Edward James Heffron was born in South PhiladelphiaPennsylvania in 1923, the third of five children to Joseph (a prison guard) and Anne. The family was Irish Catholic and attended Mass every Sunday and Heffron and his siblings attended Sacred Heart Catholic School. He attended South Philadelphia High School, but had to drop out to earn money during the Great Depression.
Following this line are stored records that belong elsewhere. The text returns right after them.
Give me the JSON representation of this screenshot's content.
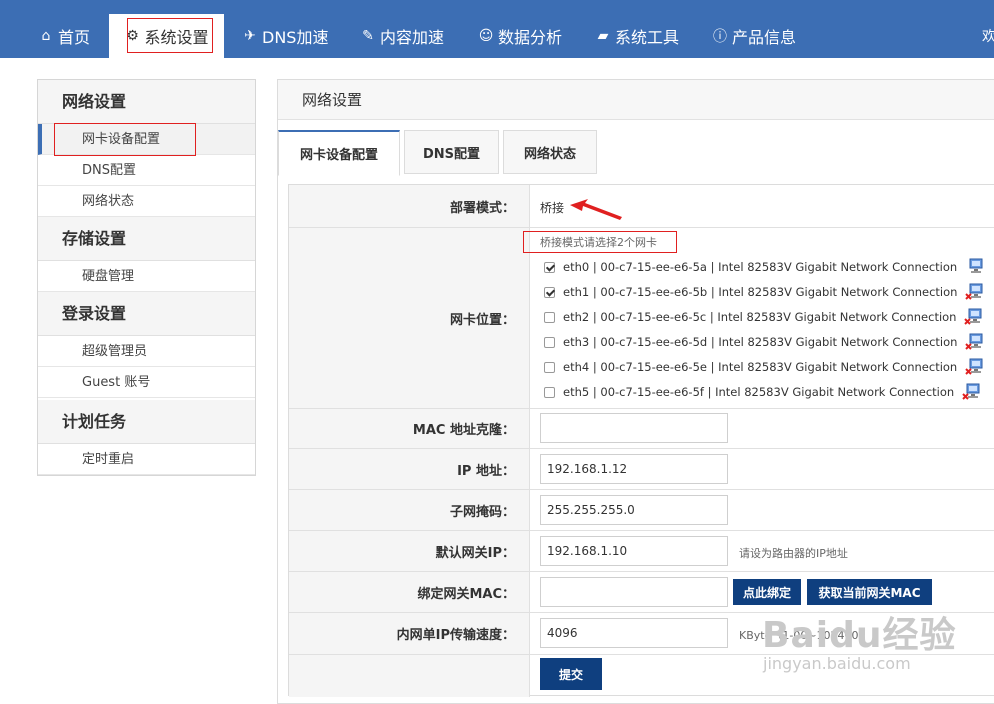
{
  "nav": {
    "items": [
      {
        "label": "首页",
        "icon": "home-icon",
        "glyph": "⌂"
      },
      {
        "label": "系统设置",
        "icon": "gears-icon",
        "glyph": "⚙"
      },
      {
        "label": "DNS加速",
        "icon": "paper-plane-icon",
        "glyph": "✈"
      },
      {
        "label": "内容加速",
        "icon": "edit-icon",
        "glyph": "✎"
      },
      {
        "label": "数据分析",
        "icon": "user-chart-icon",
        "glyph": "☺"
      },
      {
        "label": "系统工具",
        "icon": "briefcase-icon",
        "glyph": "▰"
      },
      {
        "label": "产品信息",
        "icon": "info-circle-icon",
        "glyph": "ⓘ"
      }
    ],
    "welcome": "欢"
  },
  "sidebar": {
    "groups": [
      {
        "title": "网络设置",
        "items": [
          "网卡设备配置",
          "DNS配置",
          "网络状态"
        ]
      },
      {
        "title": "存储设置",
        "items": [
          "硬盘管理"
        ]
      },
      {
        "title": "登录设置",
        "items": [
          "超级管理员",
          "Guest 账号"
        ]
      },
      {
        "title": "计划任务",
        "items": [
          "定时重启"
        ]
      }
    ]
  },
  "panel": {
    "title": "网络设置",
    "tabs": [
      "网卡设备配置",
      "DNS配置",
      "网络状态"
    ]
  },
  "form": {
    "deploy_label": "部署模式：",
    "deploy_value": "桥接",
    "nic_label": "网卡位置：",
    "nic_hint": "桥接模式请选择2个网卡",
    "nics": [
      {
        "label": "eth0 | 00-c7-15-ee-e6-5a | Intel 82583V Gigabit Network Connection",
        "checked": true,
        "connected": true
      },
      {
        "label": "eth1 | 00-c7-15-ee-e6-5b | Intel 82583V Gigabit Network Connection",
        "checked": true,
        "connected": false
      },
      {
        "label": "eth2 | 00-c7-15-ee-e6-5c | Intel 82583V Gigabit Network Connection",
        "checked": false,
        "connected": false
      },
      {
        "label": "eth3 | 00-c7-15-ee-e6-5d | Intel 82583V Gigabit Network Connection",
        "checked": false,
        "connected": false
      },
      {
        "label": "eth4 | 00-c7-15-ee-e6-5e | Intel 82583V Gigabit Network Connection",
        "checked": false,
        "connected": false
      },
      {
        "label": "eth5 | 00-c7-15-ee-e6-5f | Intel 82583V Gigabit Network Connection",
        "checked": false,
        "connected": false
      }
    ],
    "mac_clone_label": "MAC 地址克隆：",
    "mac_clone_value": "",
    "ip_label": "IP 地址：",
    "ip_value": "192.168.1.12",
    "mask_label": "子网掩码：",
    "mask_value": "255.255.255.0",
    "gateway_label": "默认网关IP：",
    "gateway_value": "192.168.1.10",
    "gateway_hint": "请设为路由器的IP地址",
    "bind_mac_label": "绑定网关MAC：",
    "bind_mac_value": "",
    "bind_button": "点此绑定",
    "fetch_mac_button": "获取当前网关MAC",
    "speed_label": "内网单IP传输速度：",
    "speed_value": "4096",
    "speed_hint": "KByte（1-00~102400）",
    "submit_button": "提交"
  },
  "watermark": {
    "brand": "Baidu经验",
    "url": "jingyan.baidu.com"
  },
  "colors": {
    "nav_bg": "#3c6eb4",
    "button_bg": "#0f3f7f",
    "annotation_red": "#e02020"
  }
}
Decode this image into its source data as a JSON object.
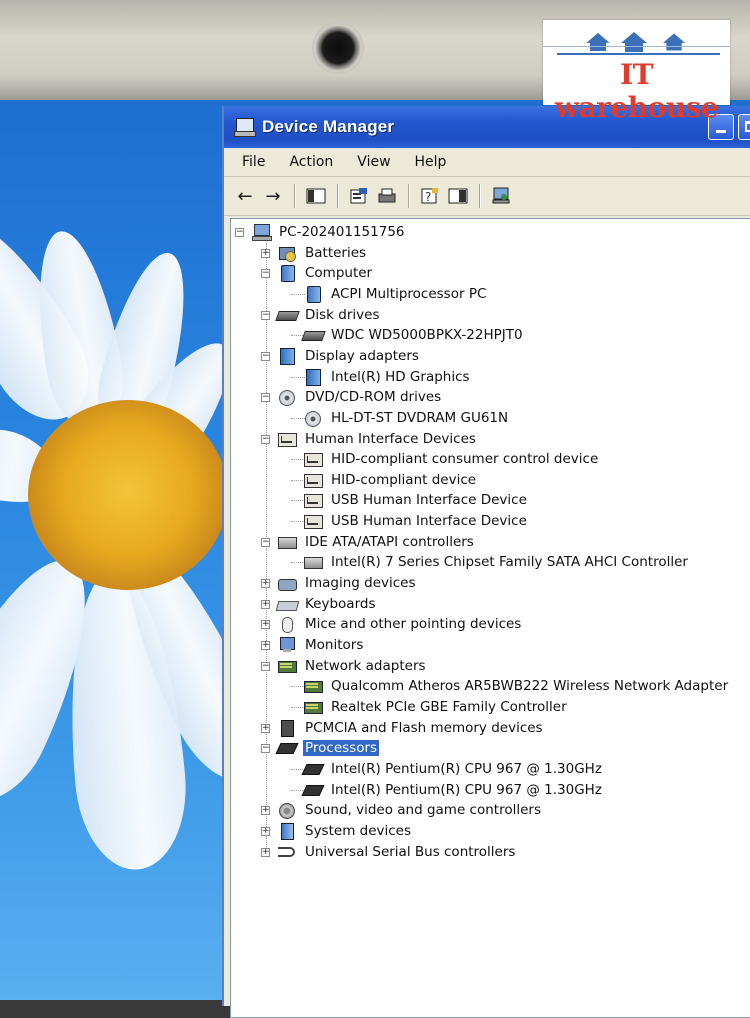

He went to work at New York Shipbuilding in Camden, New Jersey, sandblasting cruisers in preparation for them being converted to light aircraft carriers. Because of his job he had a 2B exemption from military service, but he didn’t use it, since he wanted to go with his friend, Anthony Cianfrani, into the airborne. When a teenager, he had also developed an intermittent medical condition with which his hands and fingers would curl under and lock-up, causing severe pain (possibly, the onset of Dupuytren’s contracture), but he never told anyone about this because he wanted to keep playing football in school. Either the exemption or the medical condition would have allowed him to remain stateside, but he refused to stay home when his brothers (Joseph, James, and John), friends, and neighbors were all doing their duty.

Heffron wrote Brothers in Battle, Best of Friends: Two WWII Paratroopers from the Original Band of Brothers Tell Their Story with fellow veteran William “Wild Bill” Guarnere and journalist Robyn Post in 2007, outlining the activities of E Company 1942-1945. Despite having never graduated from high school, Heffron was named an honorary graduate of West Point High School in West Point, VA in 2013.

In 2014, Ohio Sen. Rob Portman said he had ruled out running for the Republican presidential nomination in 2016. Portman, who was near the top of Mitt Romney’s list of potential running mates in 2012, said that he would run for a second term in the Senate instead. “It’s a decision to continue to fight for Ohio and to stay here,” Portman said. The news could fuel speculation about former Florida governor Jeb Bush’s plans. Portman and Bush are friends, and Portman has said he might not run if someone equally qualified was entering the race. [Cleveland.com]

In 2014, Elizabeth Lauten resigned as communications director for Rep. Stephen Fincher (R-Tenn.) on Monday after facing a stinging backlash for making disparaging comments about first daughters Sasha and Malia Obama on Facebook last week. Lauten ridiculed the young Obamas for their outfits and demeanor at the annual White House turkey pardoning ceremony, saying they should “try showing a little class.” Lauten apologized for her “hurtful words.” [ABC News]

In 2016,  Crown Prince Vajiralongkorn ascended as King Rama X of Thailand.